Coca-Cola hires African Americans to drive through the inner city, selling soda and incarnating hip-hop. AT&T pays San Francisco buskers to mention the company in their songs. Urban performance poets rhyme about Nissan cars for cash, simultaneously hawking, entertaining, and researching. Subway’s sandwich commercials are marketed as made by teenagers. Cultural-studies majors become designers. Graduate students in New York and Los Angeles read scripts for producers, then pronounce on whether they tap into audience interests. Precariously employed part-timers spy on fellow-spectators in theaters to see how they respond to coming attractions. Opportunities to vote in the Eurovision Song Contest or a reality program disclose the profiles and practices of viewers to broadcasters and affiliated companies so they can be monitored and wooed. End-user licensing agreements ensure that players of corporate games on-line sign over their cultural moves and perspectives to the very firms they are paying in order to participate. In other words, corporations are using discounted labor whenever and wherever they can and banking on hipsters and desperates alike colluding in their own exploitation.

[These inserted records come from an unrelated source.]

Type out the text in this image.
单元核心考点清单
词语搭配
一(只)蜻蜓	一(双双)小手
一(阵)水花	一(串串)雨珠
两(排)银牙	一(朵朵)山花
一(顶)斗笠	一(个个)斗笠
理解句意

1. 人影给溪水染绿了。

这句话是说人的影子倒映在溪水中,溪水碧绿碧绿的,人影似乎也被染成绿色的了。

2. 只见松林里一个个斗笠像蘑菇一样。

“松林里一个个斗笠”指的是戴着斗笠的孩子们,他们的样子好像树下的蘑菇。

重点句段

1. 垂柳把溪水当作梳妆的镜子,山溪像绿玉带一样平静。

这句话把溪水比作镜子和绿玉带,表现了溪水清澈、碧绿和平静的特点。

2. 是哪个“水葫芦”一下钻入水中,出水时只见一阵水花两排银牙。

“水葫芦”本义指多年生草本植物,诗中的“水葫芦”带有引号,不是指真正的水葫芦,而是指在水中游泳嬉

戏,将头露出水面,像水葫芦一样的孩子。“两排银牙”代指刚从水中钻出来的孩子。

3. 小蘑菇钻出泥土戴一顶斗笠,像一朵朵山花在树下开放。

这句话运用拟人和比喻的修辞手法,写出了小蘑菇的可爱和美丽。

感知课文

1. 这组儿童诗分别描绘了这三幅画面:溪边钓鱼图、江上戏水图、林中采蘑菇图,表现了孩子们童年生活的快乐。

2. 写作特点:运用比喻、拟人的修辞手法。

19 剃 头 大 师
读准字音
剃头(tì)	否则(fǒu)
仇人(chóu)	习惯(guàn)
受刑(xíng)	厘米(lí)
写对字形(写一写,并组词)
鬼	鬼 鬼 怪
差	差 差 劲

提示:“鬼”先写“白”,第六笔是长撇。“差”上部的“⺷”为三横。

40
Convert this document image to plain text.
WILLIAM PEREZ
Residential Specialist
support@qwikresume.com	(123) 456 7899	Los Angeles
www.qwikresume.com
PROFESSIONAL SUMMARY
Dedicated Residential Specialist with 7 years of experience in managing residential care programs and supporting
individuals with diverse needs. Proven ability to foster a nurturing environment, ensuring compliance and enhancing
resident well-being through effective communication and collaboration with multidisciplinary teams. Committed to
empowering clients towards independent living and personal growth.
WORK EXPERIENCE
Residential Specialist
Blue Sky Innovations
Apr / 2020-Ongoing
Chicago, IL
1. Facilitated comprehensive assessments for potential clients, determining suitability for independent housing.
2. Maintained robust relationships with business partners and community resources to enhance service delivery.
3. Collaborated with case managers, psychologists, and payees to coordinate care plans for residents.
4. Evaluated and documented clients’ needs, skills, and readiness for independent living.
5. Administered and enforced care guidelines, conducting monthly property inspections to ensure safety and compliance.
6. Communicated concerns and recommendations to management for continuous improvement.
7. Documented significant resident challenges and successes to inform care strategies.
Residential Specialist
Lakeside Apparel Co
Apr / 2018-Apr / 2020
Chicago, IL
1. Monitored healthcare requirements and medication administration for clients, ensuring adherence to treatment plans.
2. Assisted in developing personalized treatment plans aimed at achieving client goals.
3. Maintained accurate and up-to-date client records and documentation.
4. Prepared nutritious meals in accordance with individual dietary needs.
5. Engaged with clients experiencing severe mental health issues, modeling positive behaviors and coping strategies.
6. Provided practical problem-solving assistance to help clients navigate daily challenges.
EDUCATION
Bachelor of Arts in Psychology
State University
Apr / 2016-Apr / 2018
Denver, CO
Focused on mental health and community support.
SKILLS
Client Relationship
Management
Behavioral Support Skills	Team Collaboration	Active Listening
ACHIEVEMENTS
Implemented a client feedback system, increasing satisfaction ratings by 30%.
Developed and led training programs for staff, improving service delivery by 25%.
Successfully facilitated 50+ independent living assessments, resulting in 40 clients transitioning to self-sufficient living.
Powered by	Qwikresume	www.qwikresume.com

Business leeches want flexibility in the people they employ, the technologies they use, the places where they do business, and the amounts they pay—and inflexibility of ownership and control. The neoclassical economic doxa preached by neoliberal cultural chorines favor an economy where competition and opportunity cost are in the litany and dissent is unforgiveable, as crazed as collective industrial organization (you know—unions).
The way that marginal cultural labor, from the jazz musician to the street artist, has long survived sans regular compensation and security now models the expectations we are all supposed to have, displacing our parents’ or grandparents’ assumptions about steady employment. Hence the success of concerns such as Mindworks Global Media, a company outside New Delhi that provides Indian-based journalists and copyeditors who work long-distance for newspapers whose reporters are supposedly in the US and Europe. There are 35-40% cost savings http://www.mindworksglobal.com/). Or the US advertising agency Poptent, which undercuts big competitors in sales to major clients by exploiting prosumers’ labor in the name of ‘empowerment.’ That empowerment takes the following form: Poptent pays the creators of homemade commercials US$7,500; it receives a management fee of US$40,000; and the buyer saves about US$300,000 on the usual price http://www.poptent.com/creativenetwork).
This is the precarious world of the cognitariat, where high levels of skill and media savvy lead not to secure employment and health care, but marginality. On this week when the world wide web is celebrated for turning 25, we confront new patterns of labor exploitation fueled by its reach and the fantasy world it enables.